Not so long ago at the Y-M-C-A in Mid-City Baton Rouge, hundreds of members and volunteers would walk through the doors to use the facility.
Tuesday, only full-time employees showed up for their shift.
"In essence, when we were shut down we had to let all of our part-time people go which was not an easy decision, but one that was essentially made for us. We have been able to keep our full-time people engaged," YMCA CEO, Christian Engle said.
Engle says the YMCA has kept employees working by turning some of their facilities into day camps where parents with essential jobs can drop off their children before they head to work.
"We immediately partnered with the hospitals and began doing daycare and child care for them, so that was something that allowed us to keep a number of our staff busy," he said.
The YMCA has been able to stay afloat through donations, memberships, and also the Paycheck Protection Program.
"It's going to allow us to keep our utility bills up to date, any leases that we have up to date, it's going to help us with the employees we currently have working," Engle said.
While the coronavirus may be affecting the volunteer workforce at the YMCA, other nonprofits are experiencing a different problem from the pandemic; fundraising.

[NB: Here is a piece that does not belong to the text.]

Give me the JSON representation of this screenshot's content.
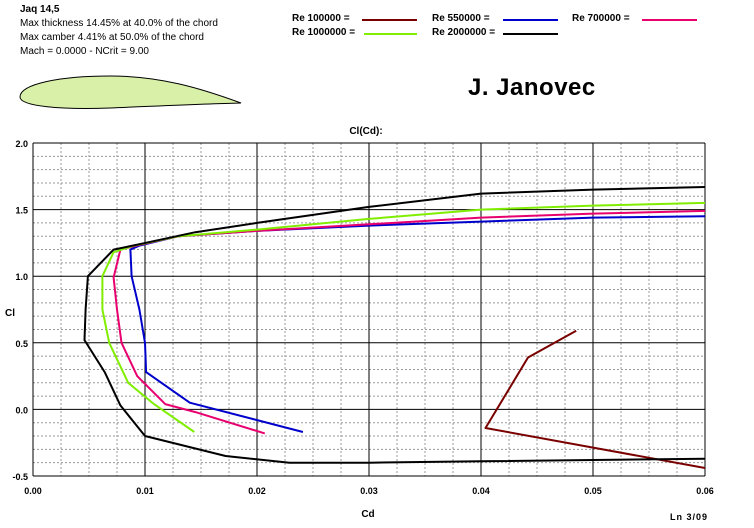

City Year, which provides additional educational opportunities for students, had to cancel their 'School House Rock Gala' this year because the gathering would exceed the city's threshold of more than 10 people in one place.
The Gala would have raised about $100,000.
"At the beginning of COVID-19, our School House Rock Gala we had to cancel the day of. So, that's a huge 6 figure event for us for fundraising," Jada Lewis said.
Donation-dependent nonprofits worry about how long they can hold out financially.
Another way the coronavirus is dictating the course of events.